Pour cela, Jean-Pierre Mercier, historien du 9ème art et commissaire de l’exposition, est allé puiser dans les collections de la Cité internationale de la bande-dessinée 500 documents d’archives, auxquels s’ajoutent quelques prêts consentis exceptionnellement par les Amis du Musée.

L’exposition se veut « pédagogique ». L’esprit Charlie y est condensé, exposé, expliqué. Un esprit incendiaire qui se chauffe au bois de la laïcité et a su trouver un moyen d’expression démocratique. « C’est un exploit d’être drôle, clair, offensif et compréhensible par tous » explique le commissaire de cette rétrospective montée en dix jours à peine.

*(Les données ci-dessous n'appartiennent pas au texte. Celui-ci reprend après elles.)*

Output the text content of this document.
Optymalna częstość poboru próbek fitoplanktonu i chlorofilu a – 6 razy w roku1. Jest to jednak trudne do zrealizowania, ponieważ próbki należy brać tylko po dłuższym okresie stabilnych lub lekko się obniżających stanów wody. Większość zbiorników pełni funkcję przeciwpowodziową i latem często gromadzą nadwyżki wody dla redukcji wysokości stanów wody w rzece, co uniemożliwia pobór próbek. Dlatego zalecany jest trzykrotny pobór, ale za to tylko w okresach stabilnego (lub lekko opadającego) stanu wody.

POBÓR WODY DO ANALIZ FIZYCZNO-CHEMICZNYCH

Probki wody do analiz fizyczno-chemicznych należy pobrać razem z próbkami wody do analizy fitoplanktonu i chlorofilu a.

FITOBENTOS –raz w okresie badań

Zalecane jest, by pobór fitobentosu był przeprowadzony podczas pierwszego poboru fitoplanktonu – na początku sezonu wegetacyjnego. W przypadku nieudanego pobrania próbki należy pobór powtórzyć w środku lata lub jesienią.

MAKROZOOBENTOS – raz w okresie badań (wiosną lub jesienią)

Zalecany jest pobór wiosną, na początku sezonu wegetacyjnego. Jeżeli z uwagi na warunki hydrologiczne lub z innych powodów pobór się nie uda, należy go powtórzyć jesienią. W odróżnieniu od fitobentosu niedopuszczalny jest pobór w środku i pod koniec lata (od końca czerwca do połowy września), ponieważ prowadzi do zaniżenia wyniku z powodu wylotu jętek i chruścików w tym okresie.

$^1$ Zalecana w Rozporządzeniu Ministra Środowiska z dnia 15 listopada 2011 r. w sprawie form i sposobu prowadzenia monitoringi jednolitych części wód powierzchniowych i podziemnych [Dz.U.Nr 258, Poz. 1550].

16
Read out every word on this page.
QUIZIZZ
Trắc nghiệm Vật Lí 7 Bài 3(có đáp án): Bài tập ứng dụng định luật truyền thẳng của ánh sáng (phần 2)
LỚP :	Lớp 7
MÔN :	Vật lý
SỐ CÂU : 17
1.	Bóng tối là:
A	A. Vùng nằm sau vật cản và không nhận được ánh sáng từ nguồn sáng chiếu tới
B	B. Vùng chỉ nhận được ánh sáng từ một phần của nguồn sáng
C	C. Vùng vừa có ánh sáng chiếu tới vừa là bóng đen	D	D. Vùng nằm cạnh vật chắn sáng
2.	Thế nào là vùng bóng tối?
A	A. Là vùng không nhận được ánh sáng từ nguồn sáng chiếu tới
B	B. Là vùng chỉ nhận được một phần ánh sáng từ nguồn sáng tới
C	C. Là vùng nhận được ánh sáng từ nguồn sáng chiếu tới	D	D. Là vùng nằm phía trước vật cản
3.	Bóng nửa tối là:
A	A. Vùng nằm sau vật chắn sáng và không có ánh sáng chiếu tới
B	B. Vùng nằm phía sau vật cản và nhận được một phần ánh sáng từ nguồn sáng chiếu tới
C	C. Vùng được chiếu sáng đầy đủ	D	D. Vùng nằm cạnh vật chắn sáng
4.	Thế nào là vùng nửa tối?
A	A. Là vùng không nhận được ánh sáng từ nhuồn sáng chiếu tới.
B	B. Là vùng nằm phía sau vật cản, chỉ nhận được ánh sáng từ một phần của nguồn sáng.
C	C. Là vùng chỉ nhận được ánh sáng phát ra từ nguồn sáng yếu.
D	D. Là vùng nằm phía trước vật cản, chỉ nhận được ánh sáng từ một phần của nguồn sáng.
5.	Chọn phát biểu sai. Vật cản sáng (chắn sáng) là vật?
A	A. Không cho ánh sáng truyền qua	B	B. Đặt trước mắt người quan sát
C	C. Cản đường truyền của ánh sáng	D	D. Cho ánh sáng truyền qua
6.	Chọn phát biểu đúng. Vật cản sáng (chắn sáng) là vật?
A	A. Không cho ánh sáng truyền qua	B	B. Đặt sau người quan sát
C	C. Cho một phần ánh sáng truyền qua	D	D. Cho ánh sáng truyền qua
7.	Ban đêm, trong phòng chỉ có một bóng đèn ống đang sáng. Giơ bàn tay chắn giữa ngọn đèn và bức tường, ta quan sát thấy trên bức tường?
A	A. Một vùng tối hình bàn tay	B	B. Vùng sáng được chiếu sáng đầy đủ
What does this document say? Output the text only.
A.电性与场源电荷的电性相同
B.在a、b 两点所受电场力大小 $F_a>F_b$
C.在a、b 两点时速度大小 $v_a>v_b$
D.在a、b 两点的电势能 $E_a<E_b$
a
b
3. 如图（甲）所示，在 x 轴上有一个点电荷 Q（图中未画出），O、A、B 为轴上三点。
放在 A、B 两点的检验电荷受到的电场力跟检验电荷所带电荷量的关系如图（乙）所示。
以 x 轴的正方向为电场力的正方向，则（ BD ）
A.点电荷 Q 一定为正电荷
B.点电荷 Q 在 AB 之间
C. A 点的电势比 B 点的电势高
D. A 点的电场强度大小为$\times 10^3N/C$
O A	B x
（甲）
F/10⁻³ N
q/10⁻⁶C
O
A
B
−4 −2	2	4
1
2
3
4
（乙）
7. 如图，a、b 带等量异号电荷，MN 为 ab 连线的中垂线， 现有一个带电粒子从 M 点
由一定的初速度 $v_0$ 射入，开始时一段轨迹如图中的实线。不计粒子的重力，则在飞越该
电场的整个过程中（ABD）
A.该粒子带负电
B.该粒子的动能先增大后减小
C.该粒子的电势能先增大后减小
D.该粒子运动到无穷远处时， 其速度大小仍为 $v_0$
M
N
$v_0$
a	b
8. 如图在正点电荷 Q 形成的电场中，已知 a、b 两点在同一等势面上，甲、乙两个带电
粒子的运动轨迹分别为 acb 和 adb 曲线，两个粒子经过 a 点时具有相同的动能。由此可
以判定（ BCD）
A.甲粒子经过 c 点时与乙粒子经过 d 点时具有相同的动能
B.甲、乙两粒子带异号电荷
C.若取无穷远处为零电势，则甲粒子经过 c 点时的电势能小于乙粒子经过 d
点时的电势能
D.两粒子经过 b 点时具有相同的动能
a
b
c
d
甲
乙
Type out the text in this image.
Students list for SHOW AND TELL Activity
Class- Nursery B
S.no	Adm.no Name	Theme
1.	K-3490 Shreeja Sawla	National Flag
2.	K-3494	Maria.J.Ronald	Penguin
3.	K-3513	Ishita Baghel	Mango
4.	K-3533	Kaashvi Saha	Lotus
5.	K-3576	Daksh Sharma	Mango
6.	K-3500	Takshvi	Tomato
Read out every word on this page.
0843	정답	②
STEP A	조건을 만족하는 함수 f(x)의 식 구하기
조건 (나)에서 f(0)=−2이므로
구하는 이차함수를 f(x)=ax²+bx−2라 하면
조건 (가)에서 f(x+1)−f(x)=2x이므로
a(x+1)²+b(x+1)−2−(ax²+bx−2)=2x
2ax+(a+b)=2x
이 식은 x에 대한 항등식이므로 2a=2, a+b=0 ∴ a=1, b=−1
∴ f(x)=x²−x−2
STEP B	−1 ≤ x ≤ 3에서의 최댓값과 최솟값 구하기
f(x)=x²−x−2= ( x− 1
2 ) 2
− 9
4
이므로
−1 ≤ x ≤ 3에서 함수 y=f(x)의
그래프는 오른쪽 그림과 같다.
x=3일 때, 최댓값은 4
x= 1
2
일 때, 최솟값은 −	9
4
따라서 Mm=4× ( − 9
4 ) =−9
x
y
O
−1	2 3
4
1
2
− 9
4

Dans les vitrines : les « Unes » historiques du journal (également placardées dans toute la ville d’Angoulême). Sur les murs : des dessins agrandis et encadrés comme des toiles pour mettre à l’honneur les « talents graphiques » des contributeurs successifs. Un gros type en débardeur exhibe des marques de bronzage où se lit « University of FN » (Tignous) ; le trait gras de Charb y gueule comme au bon vieux temps. Les filles de Wolinski s’envoient en l’air dans des bosquets fleuris. « Pour toute cette bande, le dessin a autant d’importance que le texte » insiste Jean-Pierre Mercier. C’est ça aussi l’esprit Charlie.

Mahomet, Sarko, Marine et les autres…

Parmi les éditions originales présentées, on trouve notamment le premier numéro de Charlie Hebdo sorti le 23 novembre 1970. « Liberté de la presse, mieux vaut entendre ça que d’être sourd » profère un aveugle sur la couverture. Le dessin est signé Gébé. A l’époque, Hara-Kiri n’est mort que depuis une semaine – interdit de publication par le ministre de l’Intérieur Raymond Marcellin – et déjà la mauvaise herbe repousse ailleurs.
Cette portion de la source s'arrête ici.